By training, American scientist Hugh Loebner, sponsor of the annual Loebner Prize for Artificial Intelligence is a sociologist with an interest in methodology and mathematical sociology. Fascinated by Alan Turing's imitation game, and considering creating a system himself to pass it, Loebner realised that even if he were to succeed in developing a computer that could pass Turing's Test, no avenue existed in which to prove it. In his letter of December 30, 1988 to Dr. Robert Epstein, Loebner authorized Dr. Epstein to move forward with a contest, and referring to the Turing Test, Loebner wrote: "Robert, in years to come, there may be richer prizes, and more prestigious contests, but gads, this will always be the oldest." Establishing the Loebner Prize, he introduced the Turing Test to a wider public, and stimulated interest in this science. It remains Hugh Loebner's desire to advance AI, and for the Turing Test to serve as a tool to measure the state of the art:

The Loebner Prize has awards for three levels of proof, including a prize, the Bronze Award, for the best machine under conditions of the 'restricted' level of proof, persuading a human in five minutes that they are not communicating with a machine but a human.
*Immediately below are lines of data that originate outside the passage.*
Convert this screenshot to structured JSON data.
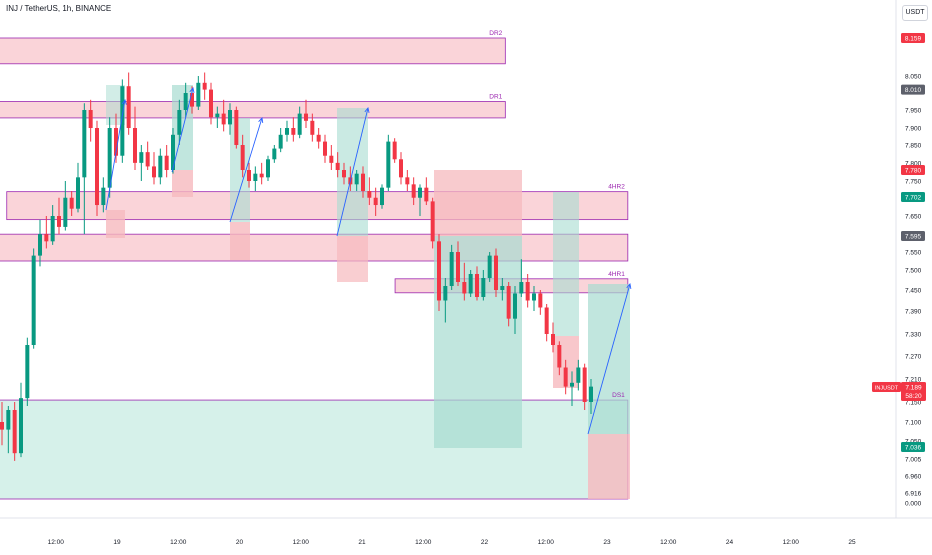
{
  "header": {
    "symbol_title": "INJ / TetherUS, 1h, BINANCE",
    "currency_button": "USDT"
  },
  "colors": {
    "bull": "#089981",
    "bear": "#f23645",
    "zone_fill": "#f8c6cc",
    "zone_border": "#9c27b0",
    "zone_label": "#9c27b0",
    "long_target": "#a6dcd0",
    "long_stop": "#f6b9be",
    "demand_fill": "#cfeee6",
    "trade_arrow": "#2962ff"
  },
  "price_scale": {
    "ticks": [
      "8.050",
      "7.950",
      "7.900",
      "7.850",
      "7.800",
      "7.750",
      "7.650",
      "7.550",
      "7.500",
      "7.450",
      "7.390",
      "7.330",
      "7.270",
      "7.210",
      "7.150",
      "7.100",
      "7.050",
      "7.005",
      "6.960",
      "6.916",
      "0.000"
    ],
    "badges": [
      {
        "text": "8.159",
        "color": "#f23645",
        "price": 8.159
      },
      {
        "text": "8.010",
        "color": "#5d606b",
        "price": 8.01
      },
      {
        "text": "7.780",
        "color": "#f23645",
        "price": 7.78
      },
      {
        "text": "7.702",
        "color": "#089981",
        "price": 7.702
      },
      {
        "text": "7.595",
        "color": "#5d606b",
        "price": 7.595
      },
      {
        "text": "7.036",
        "color": "#089981",
        "price": 7.036
      }
    ],
    "current": {
      "symbol": "INJUSDT",
      "price_label": "7.189",
      "countdown": "58:20",
      "price": 7.189
    }
  },
  "time_axis": {
    "labels": [
      {
        "text": "12:00",
        "day": 0.5
      },
      {
        "text": "19",
        "day": 1
      },
      {
        "text": "12:00",
        "day": 1.5
      },
      {
        "text": "20",
        "day": 2
      },
      {
        "text": "12:00",
        "day": 2.5
      },
      {
        "text": "21",
        "day": 3
      },
      {
        "text": "12:00",
        "day": 3.5
      },
      {
        "text": "22",
        "day": 4
      },
      {
        "text": "12:00",
        "day": 4.5
      },
      {
        "text": "23",
        "day": 5
      },
      {
        "text": "12:00",
        "day": 5.5
      },
      {
        "text": "24",
        "day": 6
      },
      {
        "text": "12:00",
        "day": 6.5
      },
      {
        "text": "25",
        "day": 7
      }
    ]
  },
  "zones": [
    {
      "label": "DR2",
      "top": 8.159,
      "bottom": 8.085,
      "start_day": -0.95,
      "end_day": 4.17
    },
    {
      "label": "DR1",
      "top": 7.975,
      "bottom": 7.928,
      "start_day": -0.42,
      "end_day": 4.17
    },
    {
      "label": "4HR2",
      "top": 7.718,
      "bottom": 7.64,
      "start_day": 0.1,
      "end_day": 5.17
    },
    {
      "label": "",
      "top": 7.6,
      "bottom": 7.525,
      "start_day": -0.95,
      "end_day": 5.17
    },
    {
      "label": "4HR1",
      "top": 7.478,
      "bottom": 7.442,
      "start_day": 3.27,
      "end_day": 5.17
    },
    {
      "label": "DS1",
      "top": 7.155,
      "bottom": 6.9,
      "start_day": -0.95,
      "end_day": 5.17
    }
  ],
  "chart_data": {
    "type": "candlestick",
    "title": "INJ / TetherUS, 1h, BINANCE",
    "x_unit": "days since 18 00:00 (time axis labels 19..25)",
    "y_axis": "price (USDT)",
    "ylim": [
      6.88,
      8.22
    ],
    "current_price": 7.189,
    "candles": [
      [
        7.1,
        7.15,
        7.04,
        7.08
      ],
      [
        7.08,
        7.14,
        7.02,
        7.13
      ],
      [
        7.13,
        7.15,
        7.0,
        7.02
      ],
      [
        7.02,
        7.2,
        7.01,
        7.16
      ],
      [
        7.16,
        7.32,
        7.14,
        7.3
      ],
      [
        7.3,
        7.56,
        7.29,
        7.54
      ],
      [
        7.54,
        7.64,
        7.51,
        7.6
      ],
      [
        7.6,
        7.65,
        7.56,
        7.58
      ],
      [
        7.58,
        7.68,
        7.57,
        7.65
      ],
      [
        7.65,
        7.7,
        7.6,
        7.62
      ],
      [
        7.62,
        7.75,
        7.61,
        7.7
      ],
      [
        7.7,
        7.72,
        7.65,
        7.67
      ],
      [
        7.67,
        7.8,
        7.66,
        7.76
      ],
      [
        7.76,
        7.97,
        7.6,
        7.95
      ],
      [
        7.95,
        7.98,
        7.86,
        7.9
      ],
      [
        7.9,
        7.92,
        7.65,
        7.68
      ],
      [
        7.68,
        7.76,
        7.66,
        7.73
      ],
      [
        7.73,
        7.93,
        7.7,
        7.9
      ],
      [
        7.9,
        7.94,
        7.8,
        7.82
      ],
      [
        7.82,
        8.04,
        7.8,
        8.02
      ],
      [
        8.02,
        8.06,
        7.88,
        7.9
      ],
      [
        7.9,
        7.96,
        7.78,
        7.8
      ],
      [
        7.8,
        7.85,
        7.75,
        7.83
      ],
      [
        7.83,
        7.86,
        7.78,
        7.79
      ],
      [
        7.79,
        7.83,
        7.74,
        7.76
      ],
      [
        7.76,
        7.84,
        7.74,
        7.82
      ],
      [
        7.82,
        7.85,
        7.76,
        7.78
      ],
      [
        7.78,
        7.9,
        7.77,
        7.88
      ],
      [
        7.88,
        7.98,
        7.85,
        7.95
      ],
      [
        7.95,
        8.03,
        7.93,
        8.0
      ],
      [
        8.0,
        8.02,
        7.94,
        7.96
      ],
      [
        7.96,
        8.05,
        7.95,
        8.03
      ],
      [
        8.03,
        8.06,
        7.98,
        8.01
      ],
      [
        8.01,
        8.03,
        7.91,
        7.93
      ],
      [
        7.93,
        7.96,
        7.9,
        7.94
      ],
      [
        7.94,
        7.98,
        7.89,
        7.91
      ],
      [
        7.91,
        7.97,
        7.88,
        7.95
      ],
      [
        7.95,
        7.96,
        7.84,
        7.85
      ],
      [
        7.85,
        7.88,
        7.76,
        7.78
      ],
      [
        7.78,
        7.8,
        7.73,
        7.75
      ],
      [
        7.75,
        7.79,
        7.72,
        7.77
      ],
      [
        7.77,
        7.8,
        7.74,
        7.76
      ],
      [
        7.76,
        7.82,
        7.75,
        7.81
      ],
      [
        7.81,
        7.85,
        7.8,
        7.84
      ],
      [
        7.84,
        7.9,
        7.83,
        7.88
      ],
      [
        7.88,
        7.92,
        7.86,
        7.9
      ],
      [
        7.9,
        7.93,
        7.86,
        7.88
      ],
      [
        7.88,
        7.96,
        7.87,
        7.94
      ],
      [
        7.94,
        7.98,
        7.9,
        7.92
      ],
      [
        7.92,
        7.94,
        7.86,
        7.88
      ],
      [
        7.88,
        7.9,
        7.84,
        7.86
      ],
      [
        7.86,
        7.88,
        7.8,
        7.82
      ],
      [
        7.82,
        7.85,
        7.78,
        7.8
      ],
      [
        7.8,
        7.83,
        7.76,
        7.78
      ],
      [
        7.78,
        7.8,
        7.74,
        7.76
      ],
      [
        7.76,
        7.79,
        7.72,
        7.74
      ],
      [
        7.74,
        7.78,
        7.72,
        7.77
      ],
      [
        7.77,
        7.79,
        7.7,
        7.72
      ],
      [
        7.72,
        7.76,
        7.68,
        7.7
      ],
      [
        7.7,
        7.73,
        7.65,
        7.68
      ],
      [
        7.68,
        7.74,
        7.67,
        7.73
      ],
      [
        7.73,
        7.88,
        7.72,
        7.86
      ],
      [
        7.86,
        7.87,
        7.8,
        7.81
      ],
      [
        7.81,
        7.83,
        7.74,
        7.76
      ],
      [
        7.76,
        7.78,
        7.72,
        7.74
      ],
      [
        7.74,
        7.76,
        7.68,
        7.7
      ],
      [
        7.7,
        7.74,
        7.65,
        7.73
      ],
      [
        7.73,
        7.76,
        7.68,
        7.69
      ],
      [
        7.69,
        7.7,
        7.56,
        7.58
      ],
      [
        7.58,
        7.6,
        7.39,
        7.42
      ],
      [
        7.42,
        7.48,
        7.36,
        7.46
      ],
      [
        7.46,
        7.57,
        7.45,
        7.55
      ],
      [
        7.55,
        7.58,
        7.46,
        7.47
      ],
      [
        7.47,
        7.52,
        7.42,
        7.44
      ],
      [
        7.44,
        7.5,
        7.43,
        7.49
      ],
      [
        7.49,
        7.51,
        7.42,
        7.43
      ],
      [
        7.43,
        7.5,
        7.42,
        7.48
      ],
      [
        7.48,
        7.55,
        7.47,
        7.54
      ],
      [
        7.54,
        7.56,
        7.43,
        7.45
      ],
      [
        7.45,
        7.48,
        7.42,
        7.46
      ],
      [
        7.46,
        7.47,
        7.35,
        7.37
      ],
      [
        7.37,
        7.46,
        7.33,
        7.44
      ],
      [
        7.44,
        7.53,
        7.43,
        7.47
      ],
      [
        7.47,
        7.49,
        7.4,
        7.42
      ],
      [
        7.42,
        7.46,
        7.39,
        7.44
      ],
      [
        7.44,
        7.45,
        7.38,
        7.4
      ],
      [
        7.4,
        7.41,
        7.31,
        7.33
      ],
      [
        7.33,
        7.36,
        7.28,
        7.3
      ],
      [
        7.3,
        7.31,
        7.22,
        7.24
      ],
      [
        7.24,
        7.26,
        7.17,
        7.19
      ],
      [
        7.19,
        7.23,
        7.14,
        7.2
      ],
      [
        7.2,
        7.26,
        7.18,
        7.24
      ],
      [
        7.24,
        7.25,
        7.13,
        7.15
      ],
      [
        7.15,
        7.21,
        7.12,
        7.19
      ]
    ]
  }
}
Full criteria - www.loebner.net/Prizef/loebner-prize.html

ELBOT – Developer: Fred Roberts (USA – based in Germany)www.elbot.com

Fred Roberts is an American living and working in Germany since 1987. He has a degree in computer science (1984) from Northern Kentucky University, ten years of experience as a software engineer at IBM in USA and Nixdorf in Germany. In 1999 he earned a German degree in psychology at Bielefeld University and began looking for a niche that would combine the two seemingly opposite fields: psychology and computer science. The opportunity came at Kiwilogic (now Artificial-Solutions.com) in 2000 with their commercial software application for the development of virtual dialogue assistants. Aside from various commercial applications one of his projects has been Elbot.com, whose purpose was to converse with users about any topic under the sun, rather than a specialized and self-contained set of FAQs as is usually the demand for commercial systems. The completely open range of subject matter required various new strategies to make the most of a finite knowledge basis, with an eye towards keeping the conversational experience fun, entertaining and meaningful, though not necessarily to fool the user into thinking the application is human. Elbot's personality is quite clearly that of a robot!

Biography of Professor Kevin Warwick

Kevin Warwick is Professor of Cybernetics at the University of Reading, England, where he carries out research in artificial intelligence, control, robotics and biomedical engineering. Kevin took his first degree at Aston University, followed by a PhD and a research post at Imperial College, London. He subsequently held positions at Oxford, Newcastle and Warwick universities before being offered the Chair at Reading. He has been awarded higher doctorates (DScs) both by Imperial College and the Czech Academy of Sciences, Prague, meanwhile he has Honorary Doctorates from Aston and Coventry Universities. He was presented with The Future of Health technology Award from MIT (USA), was made an Honorary Member of the Academy of Sciences, St.Petersburg and received The IEE Senior Achievement Medal in 2004. In 2000 Kevin presented the Royal Institution Christmas Lectures. He is perhaps best known for carrying out a pioneering set of experiments involving the implant of multi-electrodes into his nervous system. With this in place he carried out the world's first experiment involving electronic communication directly between the nervous systems of two humans.